Thanks to the recent commodity strength, precious metals have rebounded from their lows and even moved higher. In fact, precious metals surged double digits from their three-year lows reached in late June. This incredible performance was mainly driven by improving global economic conditions.
The latest report from China shows that economic growth is now picking up after slowing down in the first half of the year while the euro zone finally emerged out of its six-quarter long recession in the second quarter. The U.S. is also growing at a faster clip with upbeat manufacturing data and an improving labor market.
Meanwhile, lower chances of the Fed tapering its monetary stimulus sometime soon and rising U.S.-Syria political tensions has led to a decline in the dollar that is boosting demand for the metals.

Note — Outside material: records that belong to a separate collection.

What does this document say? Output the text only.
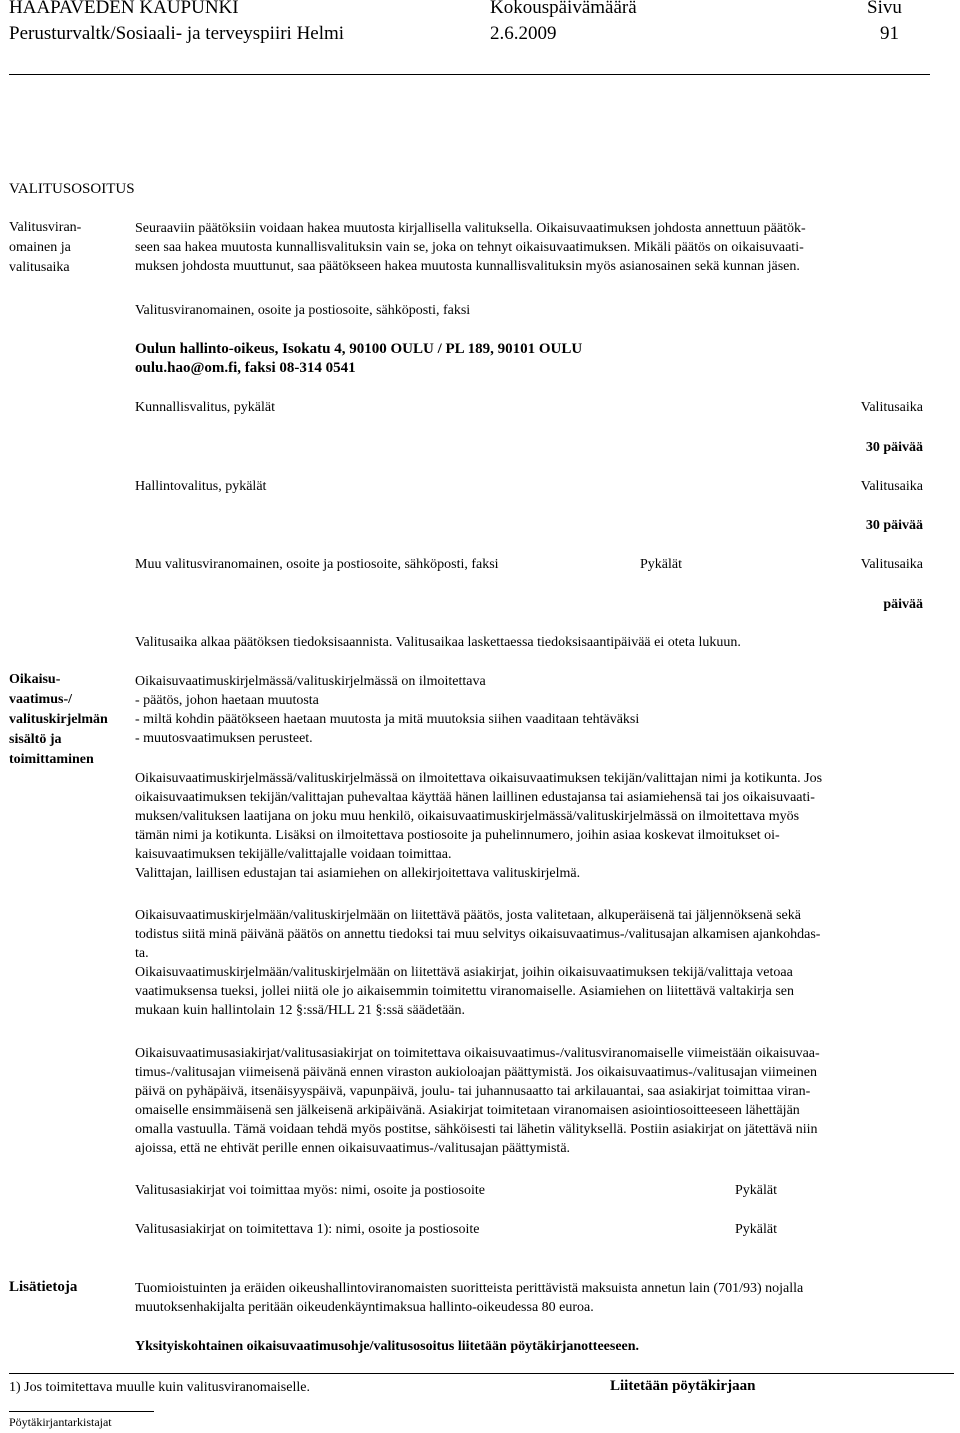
HAAPAVEDEN KAUPUNKI
Perusturvaltk/Sosiaali- ja terveyspiiri Helmi
Kokouspäivämäärä
2.6.2009
Sivu
91
VALITUSOSOITUS
Valitusviran-
omainen ja
valitusaika
Seuraaviin päätöksiin voidaan hakea muutosta kirjallisella valituksella. Oikaisuvaatimuksen johdosta annettuun päätök-
seen saa hakea muutosta kunnallisvalituksin vain se, joka on tehnyt oikaisuvaatimuksen. Mikäli päätös on oikaisuvaati-
muksen johdosta muuttunut, saa päätökseen hakea muutosta kunnallisvalituksin myös asianosainen sekä kunnan jäsen.
Valitusviranomainen, osoite ja postiosoite, sähköposti, faksi
Oulun hallinto-oikeus, Isokatu 4, 90100 OULU / PL 189, 90101 OULU
oulu.hao@om.fi, faksi 08-314 0541
Kunnallisvalitus, pykälät	Valitusaika
30 päivää
Hallintovalitus, pykälät	Valitusaika
30 päivää
Muu valitusviranomainen, osoite ja postiosoite, sähköposti, faksi	Pykälät	Valitusaika
päivää
Valitusaika alkaa päätöksen tiedoksisaannista. Valitusaikaa laskettaessa tiedoksisaantipäivää ei oteta lukuun.
Oikaisu-
vaatimus-/
valituskirjelmän
sisältö ja
toimittaminen
Oikaisuvaatimuskirjelmässä/valituskirjelmässä on ilmoitettava
- päätös, johon haetaan muutosta
- miltä kohdin päätökseen haetaan muutosta ja mitä muutoksia siihen vaaditaan tehtäväksi
- muutosvaatimuksen perusteet.
Oikaisuvaatimuskirjelmässä/valituskirjelmässä on ilmoitettava oikaisuvaatimuksen tekijän/valittajan nimi ja kotikunta. Jos
oikaisuvaatimuksen tekijän/valittajan puhevaltaa käyttää hänen laillinen edustajansa tai asiamiehensä tai jos oikaisuvaati-
muksen/valituksen laatijana on joku muu henkilö, oikaisuvaatimuskirjelmässä/valituskirjelmässä on ilmoitettava myös
tämän nimi ja kotikunta. Lisäksi on ilmoitettava postiosoite ja puhelinnumero, joihin asiaa koskevat ilmoitukset oi-
kaisuvaatimuksen tekijälle/valittajalle voidaan toimittaa.
Valittajan, laillisen edustajan tai asiamiehen on allekirjoitettava valituskirjelmä.
Oikaisuvaatimuskirjelmään/valituskirjelmään on liitettävä päätös, josta valitetaan, alkuperäisenä tai jäljennöksenä sekä
todistus siitä minä päivänä päätös on annettu tiedoksi tai muu selvitys oikaisuvaatimus-/valitusajan alkamisen ajankohdas-
ta.
Oikaisuvaatimuskirjelmään/valituskirjelmään on liitettävä asiakirjat, joihin oikaisuvaatimuksen tekijä/valittaja vetoaa
vaatimuksensa tueksi, jollei niitä ole jo aikaisemmin toimitettu viranomaiselle. Asiamiehen on liitettävä valtakirja sen
mukaan kuin hallintolain 12 §:ssä/HLL 21 §:ssä säädetään.
Oikaisuvaatimusasiakirjat/valitusasiakirjat on toimitettava oikaisuvaatimus-/valitusviranomaiselle viimeistään oikaisuvaa-
timus-/valitusajan viimeisenä päivänä ennen viraston aukioloajan päättymistä. Jos oikaisuvaatimus-/valitusajan viimeinen
päivä on pyhäpäivä, itsenäisyyspäivä, vapunpäivä, joulu- tai juhannusaatto tai arkilauantai, saa asiakirjat toimittaa viran-
omaiselle ensimmäisenä sen jälkeisenä arkipäivänä. Asiakirjat toimitetaan viranomaisen asiointiosoitteeseen lähettäjän
omalla vastuulla. Tämä voidaan tehdä myös postitse, sähköisesti tai lähetin välityksellä. Postiin asiakirjat on jätettävä niin
ajoissa, että ne ehtivät perille ennen oikaisuvaatimus-/valitusajan päättymistä.
Valitusasiakirjat voi toimittaa myös: nimi, osoite ja postiosoite	Pykälät
Valitusasiakirjat on toimitettava 1): nimi, osoite ja postiosoite	Pykälät
Lisätietoja	Tuomioistuinten ja eräiden oikeushallintoviranomaisten suoritteista perittävistä maksuista annetun lain (701/93) nojalla
muutoksenhakijalta peritään oikeudenkäyntimaksua hallinto-oikeudessa 80 euroa.
Yksityiskohtainen oikaisuvaatimusohje/valitusosoitus liitetään pöytäkirjanotteeseen.
1) Jos toimitettava muulle kuin valitusviranomaiselle.	Liitetään pöytäkirjaan
Pöytäkirjantarkistajat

Amid this uncertainty, the safe haven appeal for the precious metal has once again emerged leading to huge inflows into the space.
This trend is expected to continue at least in the near term. As a result, investors who are bullish on precious metals right now may want to consider going long on them. Fortunately, ETFs offer several options to investors to accomplish this task.
Below, we highlight a few of our favorite leveraged funds and some of the key differences between each (see: all the leverage commodity ETFs here).
Gold surged nearly 20% from its June low thanks to increased demand for jewelry, coins and bars. According to the latest data from the World Gold Council, the global demand for gold surged 53% in the second quarter, particularly from the top two consumers – India and China.
Further, the rising political instability in the Middle East (Syria) as well as fresh concerns on U.S. government debt of late has added bullishness to gold bullion. Investors looking to play this optimism in the yellow metal could choose from the following three leveraged ETFs:
ProShares Ultra Gold ETF (UGL)
This fund seeks to deliver twice (2x or 200%) the return of the daily performance of gold bullion in U.S. dollars; the gold price is fixed for delivery in London. The product makes a profit when the gold market moves upward and is suitable for short term traders in the space.
The product is expensive when compared to other geared options in the space though, charging 95 bps in fees a year. However, it is rich in AUM and average daily volumes with $192.9 million and roughly 211,000 shares, respectively.
PowerShares DB Gold Double Long ETN (DGP)
This ETN seeks to deliver twice (2x or 200%) the return of the daily performance of the DBIQ Optimum Yield Gold Index Excess Return, before fees and expenses. DGP initiates a long position in the gold futures market and has a relatively tight bid/ask spread with an average volume of roughly 332,000 shares per day.